Kotra's counterclaim was thus dismissed with costs.
With regard to LEO Pharma’s trademark infringement and passing off claims, the main issue was whether there was a likelihood of confusion  between LEO Pharma’s FUCIDIN and FUCICORT marks and Kotra's AXCEL FUSIDIC and AXCEL FUSI-CORTE marks. Kotra claimed that it sells its generic range of products under the trademark AXCEL, which it combines with the name of the active ingredient of the relevant product based on the recommended INN. In other words, Kotra contended that the elements 'fusidic' and 'fusi-corte' were not used as trademarks, but as descriptive terms.  
After carefully examining the evidence adduced, the court rejected Kotra's argument. The court held that at least two witnesses believed that Kotra's trademarks were FUSIDIC and FUSI-CORTE, and not AXCEL. In this respect, Kotra's own witnesses admitted that since Kotra sold more than 67 types of generic products prefixed with the word 'axcel', it was necessary to specify the full name of the product when placing an order. The court held as follows:
Whether a mark or word is used as a trademark must be viewed objectively. The defendant cannot escape infringement by establishing that the mark was not intended to function as a trademark. A generic or descriptive word can perform the dual function of indicating both the characteristics and the origin of the goods. Further, a generic term may acquire a secondary meaning through use and, therefore, function as a trademark.”

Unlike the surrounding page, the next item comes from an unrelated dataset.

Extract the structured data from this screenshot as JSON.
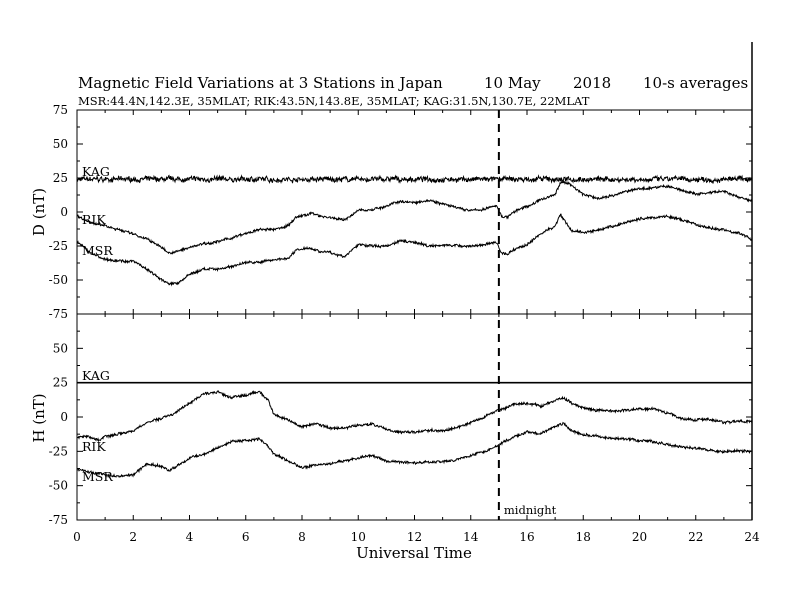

The court thus found for LEO Pharma on both claims. The court granted a permanent injunction and an order for assessment of damages, and ordered Kotra to pay the costs. The parties subsequently came to an agreement on the quantum of damages.
It is believed that this is the first case in which a generic drug company has attempted to cancel a well-known trademark belonging to an established company on the grounds that the mark has become publici juris. The decision is a warning to the local generics industry that any attempt to imitate a well-known trademark on the pretext that it is generic may not find favour with the courts.